Un modello 3D in scala reale, biomimetico e bioibrido della barriera emato-encefalica. E’ quanto è riuscito a realizzare il team coordinato da Gianni Ciofani, ricercatore dell’Istituto italiano di tecnologia a Pontedera (Pisa) e professore al Politecnico di Torino, nell’ambito del progetto SLaMM, finanziato dall’European Research Council (Erc) proprio per la realizzazione di nanostrutture utili all’identificazione di terapie per il cervello.

Il dispositivo nanotech – che si è guadagnato la copertina della prestigiosa rivista scientifica Small –  è una struttura che per la prima volta unisce componenti artificiali e biologiche, e permette di studiare possibili terapie capaci di superare la barriera emato-encefalica in modo da trattare specifiche patologie cerebrali, tra cui i tumori. Grazie a questo modello della barriera emato-encefalica, il gruppo di Ciofani potrà infatti comprendere come superare l’azione di “barriera” e arrivare in modo sicuro al cervello per somministrare farmaci.

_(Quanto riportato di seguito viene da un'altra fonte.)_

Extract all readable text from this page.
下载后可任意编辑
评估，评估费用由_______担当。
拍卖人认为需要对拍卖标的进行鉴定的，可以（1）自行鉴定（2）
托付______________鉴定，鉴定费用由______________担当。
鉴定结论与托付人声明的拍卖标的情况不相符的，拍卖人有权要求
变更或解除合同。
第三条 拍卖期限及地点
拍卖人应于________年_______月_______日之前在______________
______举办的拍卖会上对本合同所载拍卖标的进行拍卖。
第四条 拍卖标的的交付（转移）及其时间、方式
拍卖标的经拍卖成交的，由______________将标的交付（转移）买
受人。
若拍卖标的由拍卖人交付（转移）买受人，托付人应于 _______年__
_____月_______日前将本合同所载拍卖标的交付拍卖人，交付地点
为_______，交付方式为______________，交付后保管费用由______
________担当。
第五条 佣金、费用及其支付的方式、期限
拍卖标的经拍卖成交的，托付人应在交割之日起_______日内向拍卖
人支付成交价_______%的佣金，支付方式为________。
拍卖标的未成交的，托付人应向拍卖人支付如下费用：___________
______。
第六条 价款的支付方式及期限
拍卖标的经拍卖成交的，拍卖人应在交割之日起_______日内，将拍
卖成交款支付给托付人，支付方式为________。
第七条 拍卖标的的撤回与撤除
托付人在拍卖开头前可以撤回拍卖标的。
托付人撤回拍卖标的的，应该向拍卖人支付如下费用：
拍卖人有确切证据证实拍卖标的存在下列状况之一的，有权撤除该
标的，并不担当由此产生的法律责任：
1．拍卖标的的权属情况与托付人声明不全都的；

In particolare, la  barriera emato-encefalica artificiale è costituita da un chip microfluidico nato dalla congiunzione di componenti artificiali costruite con tecniche di fabbricazione nanometriche 3D (fotolitografia a due fotoni) e da una componente biologica, rappresentata da cellule endoteliali, cioè le cellule che rivestono i vasi sanguigni.

La struttura polimerica mima i microcapillari del circolo sanguigno cerebrale attraverso 50 tubi di dimensioni micrometriche in parallelo, bucherellati con piccolissimi pori regolari, e su cui sono state coltivate le cellule endoteliali in modo da riprodurre il comportamento del sistema naturale. L’intero sistema artificiale ha le dimensioni di pochi millimetri, rappresentando una porzione del sistema naturale, e al suo interno può circolare un fluido a pressioni comparabili a quelle del sangue che circola nei capillari cerebrali.

In futuro i ricercatori studieranno il comportamento di farmaci e di nanovettori per superare la barriera emato-encefalica e raggiungere il sistema nervoso centrale. Questo permetterà di individuare terapie per il trattamento di tumori cerebrali e per altre patologie come l’Alzheimer e la sclerosi multipla.